Dr. Debakanta Jena had heard stories from the front lines of Alberta's COVID-19 units, but it wasn't until the Medicine Hat orthopedic surgeon volunteered to work there, at the end of September, that he fully understood.
"The first day I went in, I realized I had been chief of surgery for four years, I've attended many COVID meetings — [I] kind of know what's going on but really did not know until I got into the unit how intense and how soul-crushing the situation was," he said.
That feeling of intensity, according to Jena, was sparked by the volume of patients coming in needing high amounts of oxygen, the pace at which doctors, nurses and other health-care providers were working to care for them and the raw emotion of the front-line staff.
"You could see that they're making quick, real-time decisions that will suddenly change someone's life. Should they go to ICU? Will they survive in ICU? Can the person's goal of care be changed? Can the family come in?" he said.
Jena, who has worked in a supportive role for a handful of shifts on the COVID-19 unit, said he was struck by the pure dedication of his colleagues.
He was also struck by how sick the patients are when they arrive on the unit.
"The last time I probably listened to the lungs is a long time back.… But I absolutely was shocked to know how bad the lungs were damaged, how sick people looked. And the fear in people's eyes. You could see the fear when they came in."
Sheer volume of deaths
Cecilia Incze has seen that fear, too.
As a pediatric intensive care nurse, she was recently redeployed from Alberta Children's Hospital to care for critically ill adults at Calgary's Foothills Hospital.
"The tragic part is seeing the sad stories of how poorly [these patients] recover and how long their stays are in the ICU and [the] volume and numbers of tools and machines and medications that are required to help," she said.
"It's seeing mothers fathers, grandpas, grandparents brothers and sisters who are struggling to recover."
And then there is the sheer volume of deaths.
"It's the continuous, repetitive exposure to seeing individuals pass away — and how quickly it happens. Sometimes you're fighting for someone for two to three weeks until you decide … to take them off the ventilators and seeing if they make it or not. It's hard to repetitively see people die," she said.
It is unclear how many health-care workers have been redeployed in Alberta during the fourth wave.
Alberta Health Services said that number is not tracked centrally since decisions are made at a local level and can change on a daily basis.
"When there is an urgent need for additional staff, staff previously trained are considered first for redeployment," spokesperson James Wood said in a statement emailed to CBC News. He said redeployed staff are provided with orientation and training before they start working in a new environment.
A question of trust
On Ian Hennes's first day in the Medicine Hat intensive care unit, staff were in the process of converting the recovery room — which he often worked in — into an overflow ICU.
Prior to his redeployment in September, the operating room nurse hadn't worked in intensive care since he was a student, nearly 20 years earlier.
"It's a day I'll remember," he said.
"Going patient after patient down the hall from ICU to this new ICU — filling it up with very ill people [who were] all on ventilators.… And then you come back for more patients, and they're already bringing down more patients from the COVID unit to ICU and filling that up as we're emptying it. "
Hennes, who is embracing his redeployment as a time to learn new skills, said staff from all over the hospital — including physical therapists, respiratory therapists and lab staff — are working to save these patients.
Prior to the fourth wave, the ICU would have had one nurse for every patient.
Now, according to Hennes, one ICU nurse cares for several patients with the help of redeployed RNs, who assist with tasks such as preparing, mixing and administering a complex combination of intravenous drugs needed to stabilize ventilated patients.

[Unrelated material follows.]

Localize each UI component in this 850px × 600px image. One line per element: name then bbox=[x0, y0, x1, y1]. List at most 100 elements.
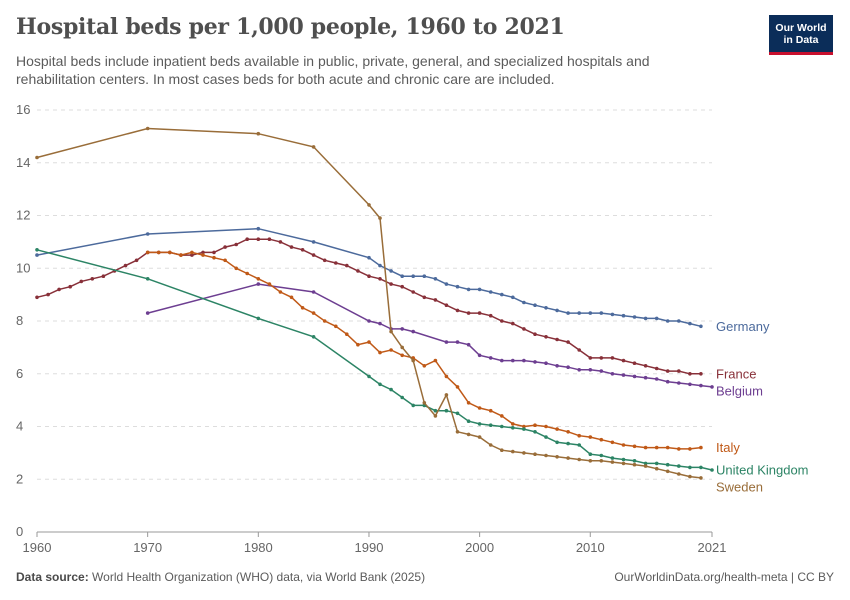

"They couldn't take care of four or five ventilated patients who need a variety treatments. It's just not possible. So that's where we are be able to be in an assisting role and try to support them so that they don't feel a overwhelmed."
He wants Albertans to know what it's like behind the ICU doors.
"There's a lot of sorrow," he said. "From my few weeks there, more patients have left from passing away than getting better and leaving."
The vast majority of those patients are unvaccinated. And Hennes hopes people will get immunized, follow the rules and start to trust the medical system.
"When people can't breathe and the ambulance comes, they trust the health-care system. They come to us and they want everything that can be done to help them at that point," he said.
"So let's skip that step and be a little bit preventative and trust science and trust the medical community with their recommendations."